ACS Oregon Lawyer Chapter Hosts "Keeping Faith with the Constitution"
On March 10, 2010, approximately 40 ACS supporters gathered in Portland to here Professor Pam Karlan talk about a progressive vision of constitutional interpretation -- a vision she has embraced in her recent book Keeping Faith with the Constitution. Karlan explained how her vision, which she termed "constitutional fidelity," confronts constitutional questions with an analysis of text, history and precedent, but also an appreciation for how society in the present day views the issue and the real-world impact any decision will have on people. In Karlan's view, that vision is both true to the Founders' intent, as well as modern day notions of justice, fairness, and constitutional meaning.
Karlan stated that "constitutional fidelity" is in large part a response to currently established doctrines such as textualism and originalism, which rejected the prior view of the "living constitution" as disjointed from text and history, and ultimately subject to the whims of individual judges. As Chief Justice Roberts put it, a judge should merely call balls and strikes. But Karlan explained that the baseball metaphor is a poor one, because calling balls and strikes itself is a subjective undertaking, subject to the sound judgment of the umpire, just as deciding constitutional cases is subject to the sound judgment of the justices on the Supreme Court. Moreover, proponents of originalism and textualism frequently deviate from strict adherence to those doctrines when it would confound their preferred policy outcomes -- a level of individual input they claim to avoid. And originalists and textualists generally take into account all of the evidence that "constitutional fidelity" adherents would take account of; it's just that they fill the blanks in with different, but no more valid, policy choices based on their own views.

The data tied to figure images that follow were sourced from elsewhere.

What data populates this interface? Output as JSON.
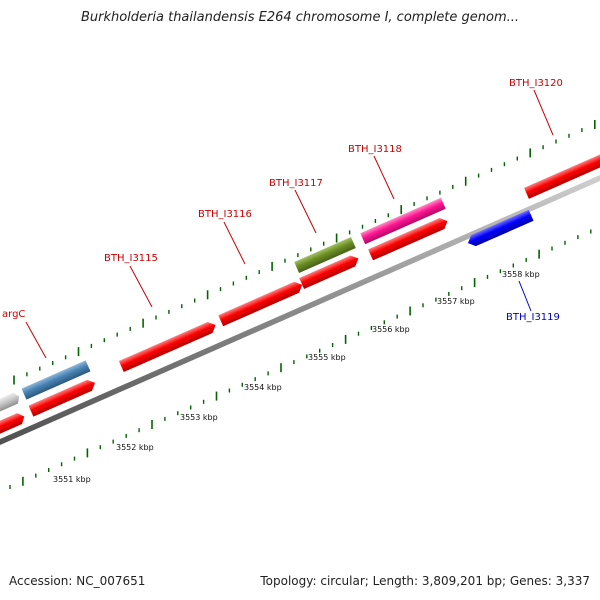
{
  "title": "Burkholderia thailandensis E264 chromosome I, complete genom...",
  "footer": {
    "accession": "Accession: NC_007651",
    "summary": "Topology: circular; Length: 3,809,201 bp; Genes: 3,337"
  },
  "colors": {
    "red_gene": "#ff0000",
    "steel_gene": "#4682b4",
    "olive_gene": "#6b8e23",
    "magenta_gene": "#ff1493",
    "blue_gene": "#0000ff",
    "grey_gene": "#c0c0c0",
    "backbone": "#808080",
    "ticks": "#006400",
    "label_red": "#cc0000",
    "label_blue": "#0000cc"
  },
  "scale_labels": [
    "3551 kbp",
    "3552 kbp",
    "3553 kbp",
    "3554 kbp",
    "3555 kbp",
    "3556 kbp",
    "3557 kbp",
    "3558 kbp"
  ],
  "gene_labels": [
    {
      "name": "argC",
      "color": "red"
    },
    {
      "name": "BTH_I3115",
      "color": "red"
    },
    {
      "name": "BTH_I3116",
      "color": "red"
    },
    {
      "name": "BTH_I3117",
      "color": "red"
    },
    {
      "name": "BTH_I3118",
      "color": "red"
    },
    {
      "name": "BTH_I3119",
      "color": "blue"
    },
    {
      "name": "BTH_I3120",
      "color": "red"
    }
  ]
}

The question becomes whether "constitutional fidelity" can gain ground against originalism and textualism. It can, but it will require a sustained program of support. Accordingly, as Karlan explained, it is not helpful when progressive judicial nominees embrace the baseball metaphor; they ought to embrace the fact that a "wise Latina" adds a different perspective than another white male, a perspective that will likely lead to different results in close cases. But is President Obama willing to spend political capital on judges?